At best, he says, this would be a sub-advisory agreement. And he notes that within ETFs, there less need for a sub-advisor than for actively managed funds because it does not involve stock picking.
Though, he adds, that the situation would be different if a Hong Kong quota would become portable.
Jack Wang, managing director, head of institutional client group and distribution, at CSOP Asset Management, says he has similar ambitions.
“We are exploring how we can go to London because we see a lot of demand not only for China onshore securities but for renminbi-related investments in general.”
He says several European investors expressed interest when CSOP Asset Management launched its RQFII ETFs in Hong Kong.
In the end, Wang says, they did not invest because there were investment restrictions and compliance issues.
“Now that the RQFII programme has come to London, we think the regulators [in Europe] will be more comfortable with it,” he says, adding that they will be in a better position to approve RQFII ETFs within the Ucits framework.
The RQFII programme is also considered superior to the qualified foreign institutional investor programme, where liquidity has been a problem.
Jackie Choy, ETF strategist for Morningstar, says even though London already has a large number of ETFs, these RQFII ETFs could be an interesting option for investors.
Hong Kong saw the listing of the eight RQFII ETF in September.
Asset managers have continued to launch these products, even though investor interest has cooled since the programme launched a little over a year ago.
Morningstar estimates that the seven RQFII ETFs saw 12.5 billion renminbi of net outflows between February and August.
In September, net outflows totalled 454 million renminbi. These figures do not take into account the net inflows of the newly listed ETFs on the first day of trading, respectively.
However, investors may be warming towards RQFII ETFs. The pace of outflows has slowed in recent weeks.
“The market was not performing in the first months of this year, but the delay to tapering has probably driven some money back into emerging markets,” Choy says.

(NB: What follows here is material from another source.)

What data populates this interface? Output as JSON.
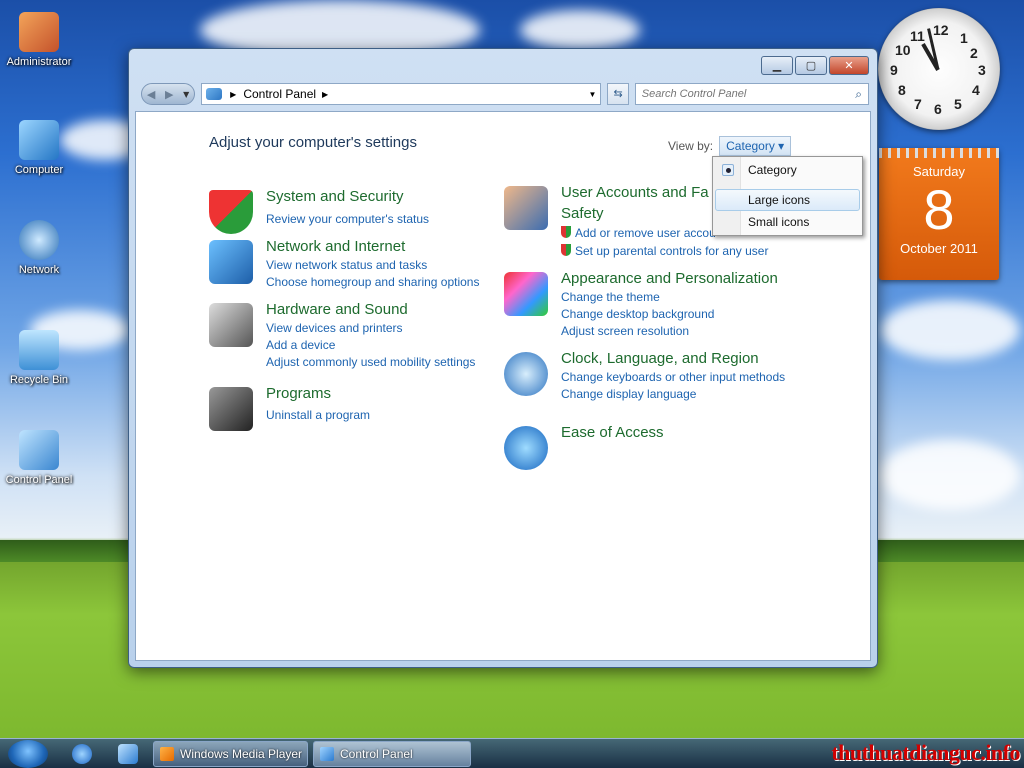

Data from Morningstar says most new ETFs in Asia have been listed in China, though Choy says this is not necessarily because China is the most compelling investment case.
“China is in the early stages of development,” he says. “Before this year, there were only China equity ETFs, now there are several sector ETFs and even a gold ETF.”
Home bias is another reason for investors to buy these products. Choy at Morningstar says some 70% of assets are invested in Hong Kong or Greater China equities.
Another driver for China-related investments could be the fact that in June MSCI has initiated the review of China’s A-shares market for potential inclusion into its MSCI Emerging Markets index.
Chin Ping Chia, managing director at MSCI, says MSCI has $7 trillion benchmarked to it worldwide, $1.4 trillion of that to its MSCI Emerging Market Index. China currently accounts for 19.7% in the latter, but those are mostly H-shares listed in Hong Kong.
The country’s weight could rise to as much as 30% in the MSCI Emerging Market Index, which would trigger a significant demand for China-related investments from passive investors and index huggers.
Institutional investors also use MSCI indices as reference benchmarks for their portfolio. “They could overweight or underweigh it, or, if it is a small country, they might not make an allocation at all,” Chia says.
“In the context of Chinese A-shares, we are talking about something that is pretty substantial, something that cannot be ignored by investors.”
Chia says that if Chinese A-shares were to be included in the MSCI Emerging Market index, they would eventually also be included in other indices, such as the MSCI All Country index.
“That would trigger substantial rebalancing… from investors, if China is part of their benchmark,” he says.
Mirae Asset Global Investments, the asset management arm of Seoul-based Mirae Asset, was among those that have launched China-related ETFs in the past year, though it has focused on Hong Kong-listed H-shares.
Laura Lui, head of ETF at Mirae Asset Global Investments (Hong Kong), says investors are still allocating about 70% of their China-related portfolio in H-shares.
Although Lui says that there are already many ETFs in Hong Kong that track the performance of the Chinese market, they have seen larger inflows.
Customised and sector-focused ETFs, on the other hand, have been less popular, she adds.
“In Asia, unlike in mature markets such as the US and Europe, we do not have a lot of ETF solution providers so flows are more directed towards vanilla and single country-type products,” Lui says.
Though this might change as new exchanges are opening up towards ETFs, most recently the Philippines (see box 1).
“We have been meeting with various exchanges in the region… and they are keen to introduce ETF products for liquidity reasons and to increase the variety of choice.”
Mirae Asset Global Investments, she says, is exploring the possibility to cross-list products in countries of the Association of Southeast Asian Nations, such as Singapore, Malaysia and Thailand.
Hong Kong and China have been the fastest growing markets (see table), albeit growth is coming from a low base. Regulators have still not given the green light for leveraged ETFs, which have been particularly popular in places like Korea.
Data from Morningstar shows that Korea, along with Japan (see box 2), have seen the largest inflows over the past years.